Good nutrition and regular exercise are key to osteoporosis prevention. The elderly at risk of osteoporosis should reduce alcohol consumption and smoking.

Now, osteoporosis in the elderly can give rise to a host of oral health issues. Regular dental visits are essential in fixing these dental concerns caused by weak bones.

Foods for Bone Strength

Consume a well-balanced diet containing high amounts of Vitamin D and calcium. Calcium-rich foods include milk, yogurt, cottage cheese, kale, broccoli, and sardines.

Supplements for osteoporosis can also be taken to prevent calcium deficiency. However, older people must consume Calcium and Vitamin D supplements with caution. The best exercises for strengthening bones are jogging, weight-bearing exercises, aerobics, dancing, and walking.

Treatment for Senile Osteoporosis

Many drugs can reduce senile osteoporosis from worsening. Alendronate and risedronate, consumed once a week provide a significant reduction in further bone degeneration. Denosumab is approved for postmenopausal osteoporosis in women.

Strontium ranelate also has been shown to reduce fracture risk significantly in postmenopausal women. Certain genetic recombination therapies involving mRNA expression and genetic enzymes have also been suggested to promote osteogenic differentiation.

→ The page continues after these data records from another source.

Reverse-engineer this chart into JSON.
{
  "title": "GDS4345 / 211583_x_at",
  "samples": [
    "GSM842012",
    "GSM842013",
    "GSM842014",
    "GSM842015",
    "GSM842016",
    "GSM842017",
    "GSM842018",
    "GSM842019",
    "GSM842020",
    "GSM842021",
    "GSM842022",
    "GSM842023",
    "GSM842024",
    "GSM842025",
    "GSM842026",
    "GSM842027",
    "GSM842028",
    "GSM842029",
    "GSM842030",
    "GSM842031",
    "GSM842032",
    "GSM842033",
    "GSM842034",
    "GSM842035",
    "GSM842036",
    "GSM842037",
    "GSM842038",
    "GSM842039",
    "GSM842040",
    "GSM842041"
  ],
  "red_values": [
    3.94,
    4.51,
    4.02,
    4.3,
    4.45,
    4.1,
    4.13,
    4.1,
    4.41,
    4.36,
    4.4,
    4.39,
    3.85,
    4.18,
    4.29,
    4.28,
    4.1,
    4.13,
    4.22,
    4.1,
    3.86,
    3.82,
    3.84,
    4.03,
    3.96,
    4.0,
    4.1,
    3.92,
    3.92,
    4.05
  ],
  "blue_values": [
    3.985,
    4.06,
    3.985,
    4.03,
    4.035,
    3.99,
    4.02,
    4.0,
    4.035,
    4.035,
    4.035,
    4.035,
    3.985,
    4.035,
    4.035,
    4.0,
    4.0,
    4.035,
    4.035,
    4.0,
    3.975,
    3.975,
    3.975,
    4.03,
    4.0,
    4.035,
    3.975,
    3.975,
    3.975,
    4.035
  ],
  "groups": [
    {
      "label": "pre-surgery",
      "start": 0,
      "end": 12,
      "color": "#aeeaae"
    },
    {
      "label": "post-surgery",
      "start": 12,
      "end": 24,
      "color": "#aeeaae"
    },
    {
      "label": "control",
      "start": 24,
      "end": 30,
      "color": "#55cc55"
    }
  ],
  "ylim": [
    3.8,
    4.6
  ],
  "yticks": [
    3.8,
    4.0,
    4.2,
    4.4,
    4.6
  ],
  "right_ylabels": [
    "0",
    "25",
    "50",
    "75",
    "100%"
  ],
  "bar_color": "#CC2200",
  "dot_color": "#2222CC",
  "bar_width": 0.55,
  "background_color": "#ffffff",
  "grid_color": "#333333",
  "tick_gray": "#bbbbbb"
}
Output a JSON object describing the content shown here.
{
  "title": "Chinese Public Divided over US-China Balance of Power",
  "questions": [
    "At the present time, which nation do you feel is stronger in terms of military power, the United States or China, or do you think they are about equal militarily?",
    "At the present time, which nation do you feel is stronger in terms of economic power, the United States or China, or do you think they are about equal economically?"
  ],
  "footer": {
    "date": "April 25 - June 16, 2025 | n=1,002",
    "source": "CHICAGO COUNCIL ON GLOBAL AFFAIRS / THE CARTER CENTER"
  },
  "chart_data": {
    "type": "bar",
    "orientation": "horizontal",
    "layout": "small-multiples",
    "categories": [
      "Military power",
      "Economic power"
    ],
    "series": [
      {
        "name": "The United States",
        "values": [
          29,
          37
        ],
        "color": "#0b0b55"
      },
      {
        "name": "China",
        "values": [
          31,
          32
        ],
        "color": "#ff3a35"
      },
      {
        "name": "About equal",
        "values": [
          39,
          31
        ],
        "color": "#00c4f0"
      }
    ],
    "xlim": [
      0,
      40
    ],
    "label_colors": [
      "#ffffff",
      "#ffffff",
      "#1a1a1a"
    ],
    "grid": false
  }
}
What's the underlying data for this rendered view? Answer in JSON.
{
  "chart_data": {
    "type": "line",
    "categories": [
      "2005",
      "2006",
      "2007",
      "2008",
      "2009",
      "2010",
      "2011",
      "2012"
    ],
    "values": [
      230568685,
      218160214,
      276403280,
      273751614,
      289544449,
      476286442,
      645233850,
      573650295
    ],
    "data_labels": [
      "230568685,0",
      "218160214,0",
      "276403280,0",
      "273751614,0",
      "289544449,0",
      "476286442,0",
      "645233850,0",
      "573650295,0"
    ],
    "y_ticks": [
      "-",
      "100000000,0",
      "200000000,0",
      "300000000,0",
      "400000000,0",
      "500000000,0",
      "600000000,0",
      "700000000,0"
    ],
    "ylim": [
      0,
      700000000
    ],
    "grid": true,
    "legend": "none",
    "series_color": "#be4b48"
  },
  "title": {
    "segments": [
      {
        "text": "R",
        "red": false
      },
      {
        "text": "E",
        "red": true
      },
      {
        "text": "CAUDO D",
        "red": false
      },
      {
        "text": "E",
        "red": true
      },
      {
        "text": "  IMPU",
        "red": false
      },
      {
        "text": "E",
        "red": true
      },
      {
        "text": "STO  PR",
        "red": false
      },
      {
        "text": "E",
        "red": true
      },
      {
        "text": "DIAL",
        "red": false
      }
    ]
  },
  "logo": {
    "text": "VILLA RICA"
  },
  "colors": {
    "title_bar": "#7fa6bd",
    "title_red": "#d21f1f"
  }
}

When it comes to the management of osteoporosis in the elderly, findings reveal an acute loss of bone mineral density, followed by a more progressive decline in bone health. A significant increase in bone resorption leads to an initial fall in bone mineral density. With increasing age, there is also a significant reduction in bone formation.

New potential treatments, including therapeutic approaches to osteoporosis in elderly people focusing on the pathophysiology and possible reversal of the adipogenic shift in bone, must be popularised.